Project Lab Human Activity Understanding

Module Number: EIneu

Duration: 1 Semester

Semester Occurence: Summer semester

Language: English

Number of ECTS: 6

Staff

Professor in charge: Eckehard Steinbach

Amount or work

Contact hours: 75

Self-study hours: 105

Total: 180

Description of Achievement and Assessment Methods

The module grade consists of the following components:
- [20%] Implementation of introductory practical tasks in the field of Human Activity Understanding in Python, C++ - data acquisition and processing, recognition of people and objects in the scene, obtaining semantic understanding of ongoing activity (2 Data-acquistion campagains, 8 programming tasks). Thus the students demonstrate that they have gained deep knowledge of the lab equipment, and of sensor data acquisition methods. Furthermore, they are able to use AI models, algorithms, and program-code to gain an automatic understanding of human activity.

- [60%] Hands-on project work - creating project plans and presenting them (8-10 Min. Presentation), regularly discussing work progress and next steps with supervisor (2 meetings), technical problem solving, and using appropriate tools for efficient teamwork (4 lab sessions). In this way, students should demonstrate that they can systematically and in a structured way define a project topic, break it down into individual work packages, evaluate alternative ways of technically solving the problem, and work together in a team in a goal-oriented manner using appropriate digital tools (gitlab, wiki, etc.).

- [20%] Ca. 10-minute presentation of results including demo, followed by a ca. 10-minute discussion. The learning objectives are to practice presentation techniques in a project-context, to summarize the team work in an interesting and understandable way, and to conclude with an interactive demo

Prerequisites (recommended)

- Scientific method (research, analysis, documentation and presentation techniques).
- Basics of computer science, Python and C++
- Working knowledge of Linux systems

Intended Learning Outcomes

Upon successful completion of this module, students are able to understand the challenges in Human Activity Understanding and design processes for automatic sensor-based recognition of ongoing human activity.

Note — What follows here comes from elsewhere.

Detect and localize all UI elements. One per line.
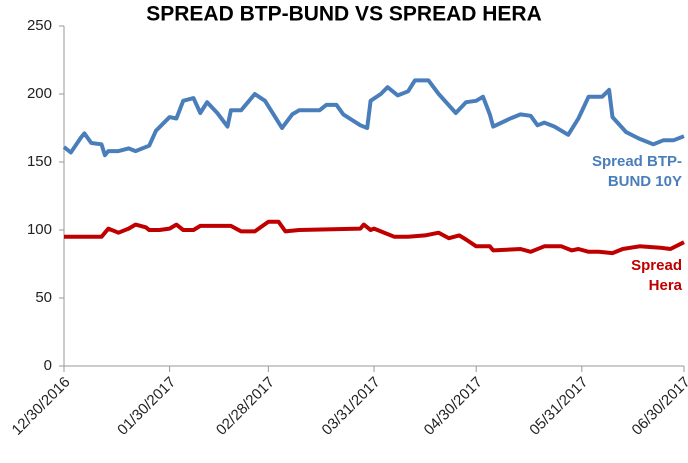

Students are able to collect and utilize synthetic data as well as multi-camera sequential data in ego-perspective and stationary setups, annotating and extracting relevant semantic information, and learning about representation for spatial and temporal data.

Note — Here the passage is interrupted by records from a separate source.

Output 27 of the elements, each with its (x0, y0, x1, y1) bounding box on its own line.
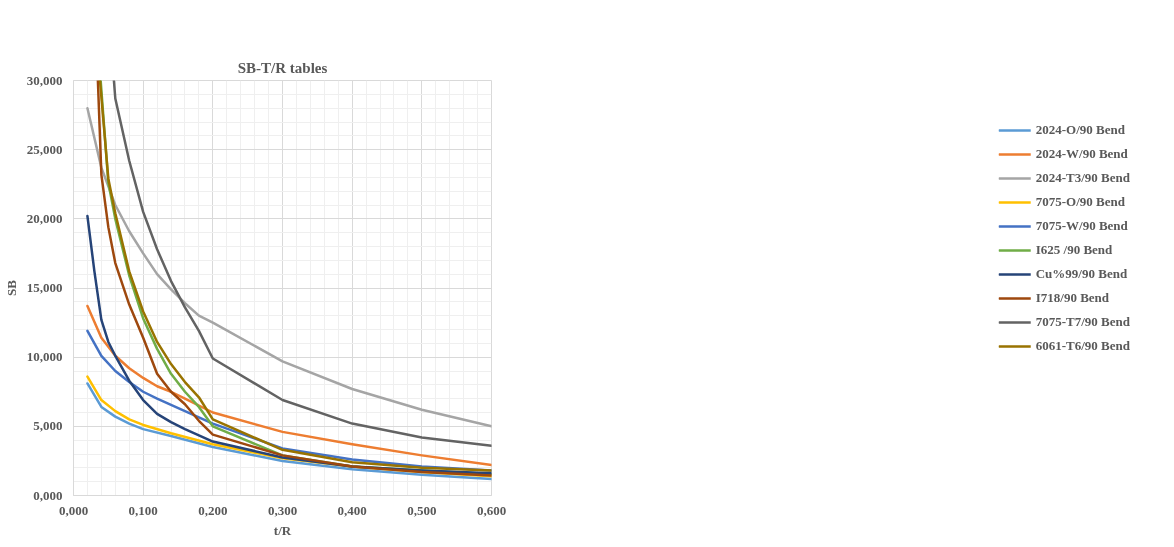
x-tick-label: 0,400 (337, 502, 367, 518)
y-tick-label: 30,000 (26, 72, 63, 88)
x-tick-label: 0,000 (58, 502, 89, 518)
legend-label: 2024-T3/90 Bend (1035, 170, 1130, 186)
legend-label: 6061-T6/90 Bend (1035, 338, 1130, 354)
x-tick-label: 0,300 (267, 502, 298, 518)
legend-label: I625 /90 Bend (1035, 242, 1113, 258)
legend-label: I718/90 Bend (1035, 290, 1110, 306)
x-axis-title: t/R (273, 522, 292, 538)
y-tick-label: 10,000 (26, 349, 63, 365)
legend-label: Cu%99/90 Bend (1035, 266, 1128, 282)
y-tick-label: 5,000 (33, 418, 63, 434)
x-tick-label: 0,100 (128, 502, 158, 518)
legend-label: 2024-O/90 Bend (1035, 122, 1125, 138)
chart-title: SB-T/R tables (237, 59, 328, 76)
x-tick-label: 0,500 (407, 502, 437, 518)
y-tick-label: 25,000 (26, 141, 63, 157)
legend-label: 7075-T7/90 Bend (1035, 314, 1130, 330)
y-tick-label: 0,000 (33, 487, 63, 503)
y-axis-title: SB (3, 279, 19, 296)
y-tick-label: 20,000 (26, 210, 63, 226)
x-tick-label: 0,600 (476, 502, 507, 518)
legend-label: 2024-W/90 Bend (1035, 146, 1128, 162)
legend-label: 7075-W/90 Bend (1035, 218, 1128, 234)
y-tick-label: 15,000 (26, 280, 63, 295)
x-tick-label: 0,200 (198, 502, 228, 518)
legend-label: 7075-O/90 Bend (1035, 194, 1125, 210)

Students are able to learn how to use AI models and algorithms to extract information available from a scene, and recognize and predict human activity based on the extracted information.

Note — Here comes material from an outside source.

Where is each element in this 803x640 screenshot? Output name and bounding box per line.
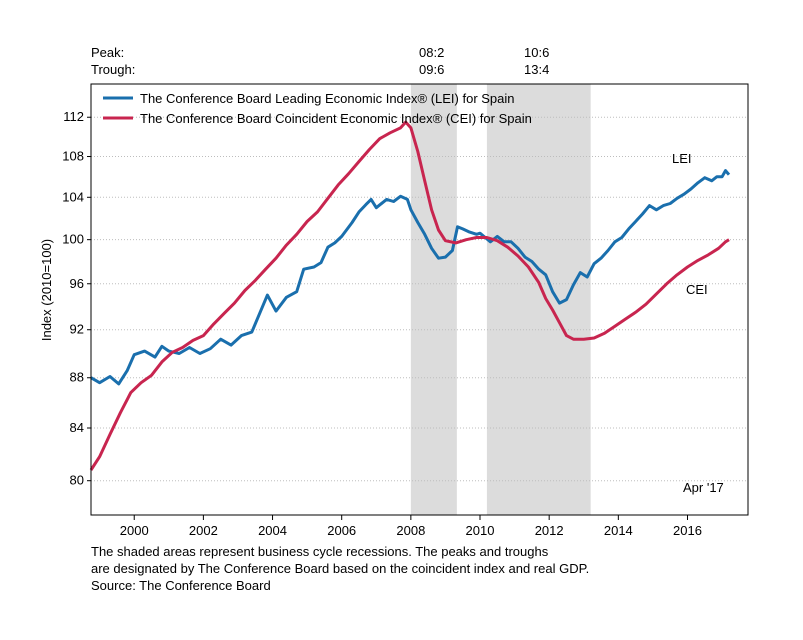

They are eventually able to analyze and evaluate the results of the various algorithms involved as well as the solutions they have designed.

Content

Sensor data collection and annotation
- Multi-sensor and multi-view data collection and processing, including color/depth/IMU
- Synthetic data generation for Human Actions
- Accelerated ground truth annotation using interactive instance segmentation and tracking

Semantic inference building blocks
- Object detection
- Human and Object pose estimation

Graph representation of spatial and temporal data
- 3D scene graphs
- semantic graphs
- Spatio-Temporal graphs
- Knowledge Bases (Ontologies)

Sequential deep learning models for Human Activity Recognition and Anticipation
- Recurrent Neural Networks
- Graph Networks
- Transformers

Teaching and Learning Methods

- Supervised weekly lab sessions with several introductory lectures by research assistants at the beginning of the course, and supervised practical implementation based on the provided skeleton codes.
- Individual methods and solutions introduced by the student
- Lectures on theoretical basics of project planning, technical management. and tools for collaboration (SCRUM, Gitlab, Wiki, etc.)
- Final project: individual and group work with independent planning, execution and documentation
- Seminar: Presentation of intermediate and final results and discussion (reflection, feedback).

Media

The following media forms will be used:
- Presentations
- Script and review articles from the technical literature
- Tutorials and software documentation
- Development Environment (virtual machines on server)
- Simulation environment
- Data collection setup

Reading List

Current thematically relevant publications from the scientific literature as well as tutorials.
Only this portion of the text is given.